DAS: A Self-Assembling Database System

Co-investigators Michael Stonebraker , Samuel Madden

Project Website http://dsail.csail.mit.edu/index.php/projects/

Modern data processing systems are designed to be general-purpose, in that they can handle a wide variety of different schemas, data types and data distributions, and provide efficient access to that data through use of optimizers and cost models. The general-purpose nature of current systems results in code bases that don't take advantage of the particular specification of a user’s application and data. However, recent results from our research members have shown how learned models over the user’s data distribution and workload pattern can significantly enhance and sometimes entirely replace index structures and scheduling algorithms.

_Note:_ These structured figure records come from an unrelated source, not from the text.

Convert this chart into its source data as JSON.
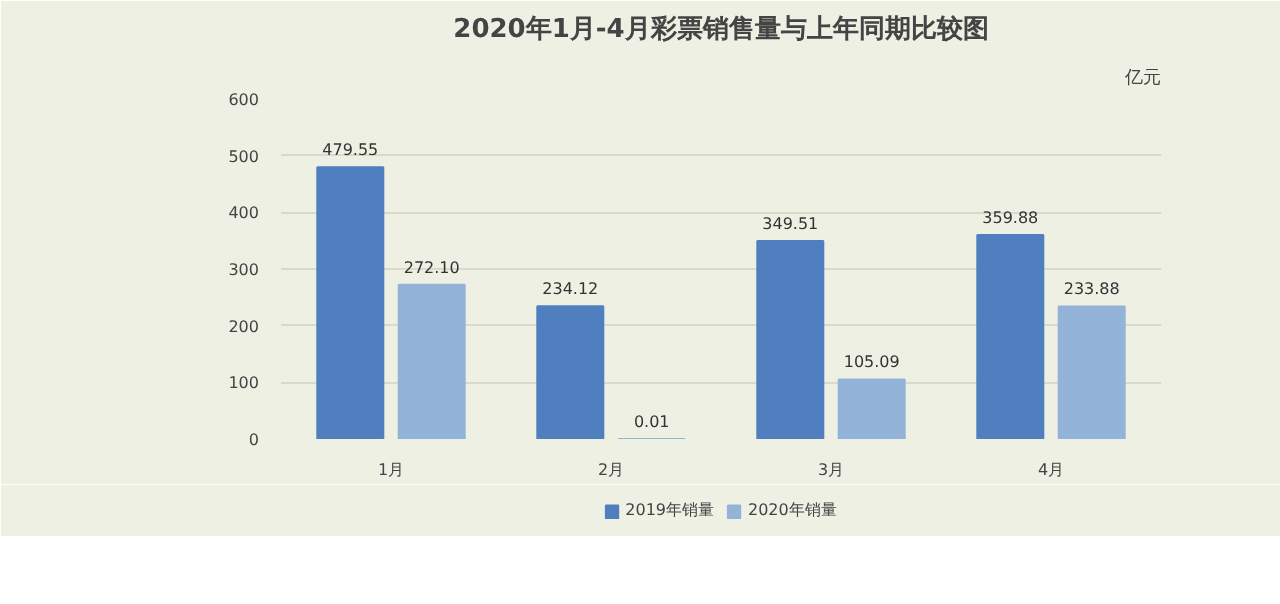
{
  "chart_data": {
    "type": "bar",
    "title": "2020年1月-4月彩票销售量与上年同期比较图",
    "ylabel": "亿元",
    "categories": [
      "1月",
      "2月",
      "3月",
      "4月"
    ],
    "series": [
      {
        "name": "2019年销量",
        "color": "#4f7fbf",
        "values": [
          479.55,
          234.12,
          349.51,
          359.88
        ],
        "value_labels": [
          "479.55",
          "234.12",
          "349.51",
          "359.88"
        ]
      },
      {
        "name": "2020年销量",
        "color": "#94b3d8",
        "values": [
          272.1,
          0.01,
          105.09,
          233.88
        ],
        "value_labels": [
          "272.10",
          "0.01",
          "105.09",
          "233.88"
        ]
      }
    ],
    "ylim": [
      0,
      600
    ],
    "yticks": [
      0,
      100,
      200,
      300,
      400,
      500,
      600
    ],
    "grid": "y",
    "legend": "bottom"
  }
}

We are just at the beginning of understanding the potential of using learned models to enhance the traditional algorithms and data structures that form the basis of modern DBMSs, such as B-Trees, Bloom filters, hash maps, sorting algorithms, join algorithms and query optimizers. The core idea is that (1) almost any algorithm and data structure used by a data management system can be improved if something is known about the data distribution and (2) we can synthesize very efficient new algorithms and data structures with embedded models. But first, fundamental research must be done to understand the implications of putting learned models at the core of the fundamental algorithms and data structures of a database system (e.g., the query optimizer).

What do models mean for the worst-case complexity? Is it possible to bound the worst-case complexity through certain models or hybrid approaches? How can we efficiently approximate the empirical cumulative distribution function (CDF) of a data set in the least number of instructions? How can we efficiently synthesize algorithms and data structures and how can we enhance models with traditional algorithm components? In addition, learned data structures may be more vulnerable against adversarial attacks, so we propose to address security concerns.

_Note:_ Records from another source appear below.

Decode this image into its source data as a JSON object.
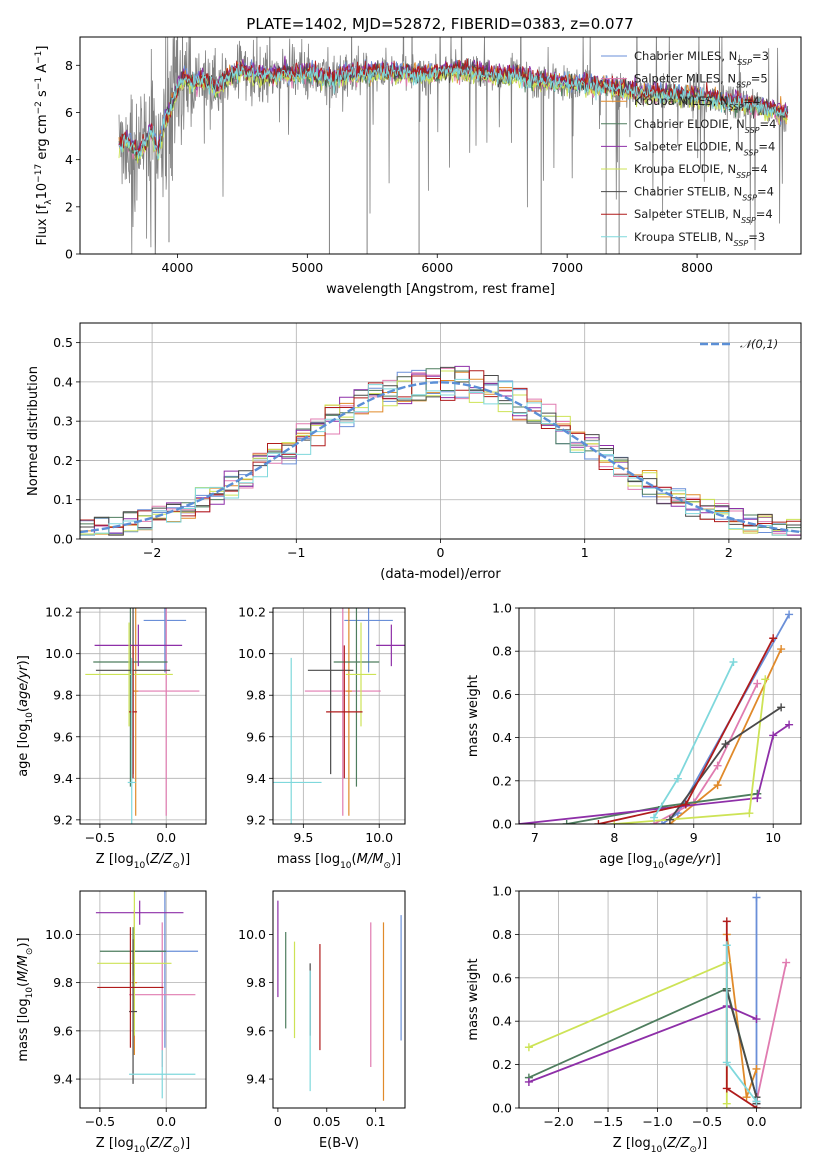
{
  "figure": {
    "title": "PLATE=1402, MJD=52872, FIBERID=0383, z=0.077"
  },
  "models": [
    {
      "name": "Chabrier MILES",
      "nssp": "3",
      "color": "#6a8fd8"
    },
    {
      "name": "Salpeter MILES",
      "nssp": "5",
      "color": "#e07bb0"
    },
    {
      "name": "Kroupa MILES",
      "nssp": "4",
      "color": "#e08a2a"
    },
    {
      "name": "Chabrier ELODIE",
      "nssp": "4",
      "color": "#4e7d5e"
    },
    {
      "name": "Salpeter ELODIE",
      "nssp": "4",
      "color": "#8e2fa8"
    },
    {
      "name": "Kroupa ELODIE",
      "nssp": "4",
      "color": "#cde356"
    },
    {
      "name": "Chabrier STELIB",
      "nssp": "4",
      "color": "#4a4a4a"
    },
    {
      "name": "Salpeter STELIB",
      "nssp": "4",
      "color": "#b01c1c"
    },
    {
      "name": "Kroupa STELIB",
      "nssp": "3",
      "color": "#7fd8dc"
    }
  ],
  "chart_data": [
    {
      "id": "spectrum",
      "type": "line",
      "xlabel": "wavelength [Angstrom, rest frame]",
      "ylabel": "Flux [f_λ10^-17 erg cm^-2 s^-1 A^-1]",
      "xlim": [
        3250,
        8800
      ],
      "ylim": [
        0,
        9.2
      ],
      "xticks": [
        4000,
        5000,
        6000,
        7000,
        8000
      ],
      "yticks": [
        0,
        2,
        4,
        6,
        8
      ],
      "grid": false,
      "legend": "right",
      "data_color": "#808080",
      "continuum": [
        [
          3550,
          4.6
        ],
        [
          3600,
          4.9
        ],
        [
          3700,
          4.2
        ],
        [
          3800,
          5.2
        ],
        [
          3850,
          4.3
        ],
        [
          3900,
          5.6
        ],
        [
          3950,
          6.2
        ],
        [
          4000,
          7.0
        ],
        [
          4050,
          7.5
        ],
        [
          4100,
          7.2
        ],
        [
          4200,
          7.4
        ],
        [
          4300,
          7.0
        ],
        [
          4400,
          7.6
        ],
        [
          4500,
          7.8
        ],
        [
          4600,
          7.6
        ],
        [
          4700,
          7.5
        ],
        [
          4800,
          7.7
        ],
        [
          4900,
          7.6
        ],
        [
          5000,
          7.7
        ],
        [
          5100,
          7.5
        ],
        [
          5200,
          7.4
        ],
        [
          5300,
          7.6
        ],
        [
          5500,
          7.7
        ],
        [
          5700,
          7.7
        ],
        [
          5900,
          7.6
        ],
        [
          6100,
          7.8
        ],
        [
          6300,
          7.7
        ],
        [
          6500,
          7.5
        ],
        [
          6600,
          7.6
        ],
        [
          6700,
          7.4
        ],
        [
          6900,
          7.3
        ],
        [
          7100,
          7.2
        ],
        [
          7300,
          7.1
        ],
        [
          7500,
          6.9
        ],
        [
          7700,
          6.8
        ],
        [
          7900,
          6.7
        ],
        [
          8100,
          6.6
        ],
        [
          8300,
          6.4
        ],
        [
          8500,
          6.2
        ],
        [
          8700,
          5.9
        ]
      ],
      "model_offsets": [
        0.1,
        -0.1,
        0.05,
        -0.05,
        0.12,
        -0.15,
        0.02,
        0.08,
        -0.02
      ],
      "absorption_lines": [
        [
          3935,
          0.5
        ],
        [
          5170,
          0.0
        ],
        [
          5460,
          0.0
        ],
        [
          5860,
          0.0
        ],
        [
          6800,
          0.0
        ],
        [
          7300,
          0.0
        ],
        [
          7400,
          0.0
        ]
      ]
    },
    {
      "id": "residuals",
      "type": "histogram",
      "xlabel": "(data-model)/error",
      "ylabel": "Normed distribution",
      "xlim": [
        -2.5,
        2.5
      ],
      "ylim": [
        0,
        0.55
      ],
      "xticks": [
        -2,
        -1,
        0,
        1,
        2
      ],
      "yticks": [
        0.0,
        0.1,
        0.2,
        0.3,
        0.4,
        0.5
      ],
      "grid": true,
      "legend": "top-right",
      "reference": {
        "name": "𝒩(0,1)",
        "mean": 0,
        "sigma": 1,
        "color": "#5b8fd6"
      },
      "bin_width": 0.1
    },
    {
      "id": "age-vs-z",
      "type": "errorbar",
      "xlabel": "Z [log10(Z/Z⊙)]",
      "ylabel": "age  [log10(age/yr)]",
      "xlim": [
        -0.65,
        0.3
      ],
      "ylim": [
        9.18,
        10.22
      ],
      "xticks": [
        -0.5,
        0.0
      ],
      "yticks": [
        9.2,
        9.4,
        9.6,
        9.8,
        10.0,
        10.2
      ],
      "grid": true,
      "points": [
        {
          "x": -0.01,
          "xerr": 0.16,
          "y": 10.16,
          "yerr": 0.25
        },
        {
          "x": 0.0,
          "xerr": 0.25,
          "y": 9.82,
          "yerr": 0.6
        },
        {
          "x": -0.23,
          "xerr": 0.02,
          "y": 9.82,
          "yerr": 0.6
        },
        {
          "x": -0.27,
          "xerr": 0.28,
          "y": 9.96,
          "yerr": 0.6
        },
        {
          "x": -0.21,
          "xerr": 0.33,
          "y": 10.04,
          "yerr": 0.1
        },
        {
          "x": -0.28,
          "xerr": 0.33,
          "y": 9.9,
          "yerr": 0.25
        },
        {
          "x": -0.25,
          "xerr": 0.28,
          "y": 9.92,
          "yerr": 0.5
        },
        {
          "x": -0.25,
          "xerr": 0.03,
          "y": 9.72,
          "yerr": 0.32
        },
        {
          "x": -0.26,
          "xerr": 0.03,
          "y": 9.38,
          "yerr": 0.6
        }
      ]
    },
    {
      "id": "age-vs-mass",
      "type": "errorbar",
      "xlabel": "mass [log10(M/M⊙)]",
      "ylabel": "",
      "xlim": [
        9.3,
        10.17
      ],
      "ylim": [
        9.18,
        10.22
      ],
      "xticks": [
        9.5,
        10.0
      ],
      "yticks": [
        9.2,
        9.4,
        9.6,
        9.8,
        10.0,
        10.2
      ],
      "grid": true,
      "points": [
        {
          "x": 9.93,
          "xerr": 0.16,
          "y": 10.16,
          "yerr": 0.25
        },
        {
          "x": 9.76,
          "xerr": 0.25,
          "y": 9.82,
          "yerr": 0.6
        },
        {
          "x": 9.8,
          "xerr": 0.02,
          "y": 9.82,
          "yerr": 0.6
        },
        {
          "x": 9.85,
          "xerr": 0.15,
          "y": 9.96,
          "yerr": 0.6
        },
        {
          "x": 10.08,
          "xerr": 0.1,
          "y": 10.04,
          "yerr": 0.1
        },
        {
          "x": 9.88,
          "xerr": 0.1,
          "y": 9.9,
          "yerr": 0.25
        },
        {
          "x": 9.68,
          "xerr": 0.15,
          "y": 9.92,
          "yerr": 0.5
        },
        {
          "x": 9.77,
          "xerr": 0.12,
          "y": 9.72,
          "yerr": 0.32
        },
        {
          "x": 9.42,
          "xerr": 0.2,
          "y": 9.38,
          "yerr": 0.6
        }
      ]
    },
    {
      "id": "weight-vs-age",
      "type": "line",
      "xlabel": "age  [log10(age/yr)]",
      "ylabel": "mass weight",
      "xlim": [
        6.8,
        10.35
      ],
      "ylim": [
        0,
        1.0
      ],
      "xticks": [
        7,
        8,
        9,
        10
      ],
      "yticks": [
        0.0,
        0.2,
        0.4,
        0.6,
        0.8,
        1.0
      ],
      "grid": true,
      "series": [
        {
          "points": [
            [
              8.6,
              0.0
            ],
            [
              8.8,
              0.05
            ],
            [
              10.2,
              0.97
            ]
          ]
        },
        {
          "points": [
            [
              8.5,
              0.0
            ],
            [
              9.0,
              0.1
            ],
            [
              9.3,
              0.27
            ],
            [
              9.8,
              0.65
            ]
          ]
        },
        {
          "points": [
            [
              8.7,
              0.0
            ],
            [
              9.3,
              0.18
            ],
            [
              10.1,
              0.81
            ]
          ]
        },
        {
          "points": [
            [
              7.4,
              0.0
            ],
            [
              8.6,
              0.08
            ],
            [
              9.8,
              0.14
            ]
          ]
        },
        {
          "points": [
            [
              6.8,
              0.0
            ],
            [
              9.8,
              0.12
            ],
            [
              10.0,
              0.41
            ],
            [
              10.2,
              0.46
            ]
          ]
        },
        {
          "points": [
            [
              8.0,
              0.0
            ],
            [
              9.7,
              0.05
            ],
            [
              9.9,
              0.67
            ]
          ]
        },
        {
          "points": [
            [
              8.7,
              0.02
            ],
            [
              9.4,
              0.37
            ],
            [
              10.1,
              0.54
            ]
          ]
        },
        {
          "points": [
            [
              7.8,
              0.0
            ],
            [
              8.9,
              0.09
            ],
            [
              10.0,
              0.86
            ]
          ]
        },
        {
          "points": [
            [
              8.5,
              0.03
            ],
            [
              8.8,
              0.21
            ],
            [
              9.5,
              0.75
            ]
          ]
        }
      ]
    },
    {
      "id": "mass-vs-z",
      "type": "errorbar",
      "xlabel": "Z [log10(Z/Z⊙)]",
      "ylabel": "mass [log10(M/M⊙)]",
      "xlim": [
        -0.65,
        0.3
      ],
      "ylim": [
        9.28,
        10.18
      ],
      "xticks": [
        -0.5,
        0.0
      ],
      "yticks": [
        9.4,
        9.6,
        9.8,
        10.0
      ],
      "grid": true,
      "points": [
        {
          "x": -0.01,
          "xerr": 0.25,
          "y": 9.93,
          "yerr": 0.4
        },
        {
          "x": -0.03,
          "xerr": 0.25,
          "y": 9.75,
          "yerr": 0.3
        },
        {
          "x": -0.24,
          "xerr": 0.02,
          "y": 9.8,
          "yerr": 0.3
        },
        {
          "x": -0.25,
          "xerr": 0.25,
          "y": 9.93,
          "yerr": 0.1
        },
        {
          "x": -0.2,
          "xerr": 0.33,
          "y": 10.09,
          "yerr": 0.05
        },
        {
          "x": -0.24,
          "xerr": 0.28,
          "y": 9.88,
          "yerr": 0.3
        },
        {
          "x": -0.25,
          "xerr": 0.03,
          "y": 9.68,
          "yerr": 0.3
        },
        {
          "x": -0.27,
          "xerr": 0.25,
          "y": 9.78,
          "yerr": 0.25
        },
        {
          "x": -0.03,
          "xerr": 0.25,
          "y": 9.42,
          "yerr": 0.1
        }
      ]
    },
    {
      "id": "mass-vs-ebv",
      "type": "errorbar",
      "xlabel": "E(B-V)",
      "ylabel": "",
      "xlim": [
        -0.005,
        0.13
      ],
      "ylim": [
        9.28,
        10.18
      ],
      "xticks": [
        0.0,
        0.05,
        0.1
      ],
      "yticks": [
        9.4,
        9.6,
        9.8,
        10.0
      ],
      "grid": false,
      "points": [
        {
          "x": 0.126,
          "y": 9.82,
          "yerr": 0.26
        },
        {
          "x": 0.095,
          "y": 9.75,
          "yerr": 0.3
        },
        {
          "x": 0.108,
          "y": 9.68,
          "yerr": 0.37
        },
        {
          "x": 0.008,
          "y": 9.81,
          "yerr": 0.2
        },
        {
          "x": 0.0,
          "y": 9.94,
          "yerr": 0.2
        },
        {
          "x": 0.017,
          "y": 9.77,
          "yerr": 0.2
        },
        {
          "x": 0.033,
          "y": 9.73,
          "yerr": 0.15
        },
        {
          "x": 0.043,
          "y": 9.74,
          "yerr": 0.22
        },
        {
          "x": 0.033,
          "y": 9.6,
          "yerr": 0.25
        }
      ]
    },
    {
      "id": "weight-vs-z",
      "type": "line",
      "xlabel": "Z [log10(Z/Z⊙)]",
      "ylabel": "mass weight",
      "xlim": [
        -2.4,
        0.45
      ],
      "ylim": [
        0,
        1.0
      ],
      "xticks": [
        -2.0,
        -1.5,
        -1.0,
        -0.5,
        0.0
      ],
      "yticks": [
        0.0,
        0.2,
        0.4,
        0.6,
        0.8,
        1.0
      ],
      "grid": true,
      "series": [
        {
          "points": [
            [
              0.0,
              0.97
            ],
            [
              0.0,
              0.02
            ]
          ]
        },
        {
          "points": [
            [
              0.0,
              0.03
            ],
            [
              0.3,
              0.67
            ]
          ]
        },
        {
          "points": [
            [
              -0.3,
              0.8
            ],
            [
              -0.1,
              0.05
            ],
            [
              0.0,
              0.18
            ]
          ]
        },
        {
          "points": [
            [
              -2.3,
              0.14
            ],
            [
              -0.3,
              0.55
            ],
            [
              0.0,
              0.05
            ]
          ]
        },
        {
          "points": [
            [
              -2.3,
              0.12
            ],
            [
              -0.3,
              0.47
            ],
            [
              0.0,
              0.41
            ]
          ]
        },
        {
          "points": [
            [
              -2.3,
              0.28
            ],
            [
              -0.3,
              0.67
            ],
            [
              -0.3,
              0.02
            ]
          ]
        },
        {
          "points": [
            [
              -0.3,
              0.54
            ],
            [
              0.0,
              0.05
            ],
            [
              0.0,
              0.02
            ]
          ]
        },
        {
          "points": [
            [
              -0.3,
              0.86
            ],
            [
              -0.3,
              0.09
            ],
            [
              0.0,
              0.0
            ]
          ]
        },
        {
          "points": [
            [
              -0.3,
              0.75
            ],
            [
              -0.3,
              0.21
            ],
            [
              0.0,
              0.03
            ]
          ]
        }
      ]
    }
  ]
}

To answer such questions, we will build a Self-Assembling Database System prototype, called DAS, an open-source research platform for model-driven data processing engines. More concretely, we will investigate to what extent learned models can improve the performance of various components of a large-scale data processing system, such as:

(1) Query Optimization, where models can improve cardinality estimation and the cost model, or provide more efficient means to explore the optimization space.

(2) Data Access, where models can predict the location of a key in a database (i.e., indexing), help to compress the data, or optimize the storage format

(3) Query execution, where models can help find efficient query schedules or potentially speed up sorting or joins.

(4) Advanced Analytics, where models can be used to approximately answer queries or speed up learning tasks over the data.

This is a highly inter-disciplinary research project as it requires a deep understanding of (1) fundamental algorithms and data structures, (2) data-centric systems, (3) machine learning and (4) program synthesis/compilers.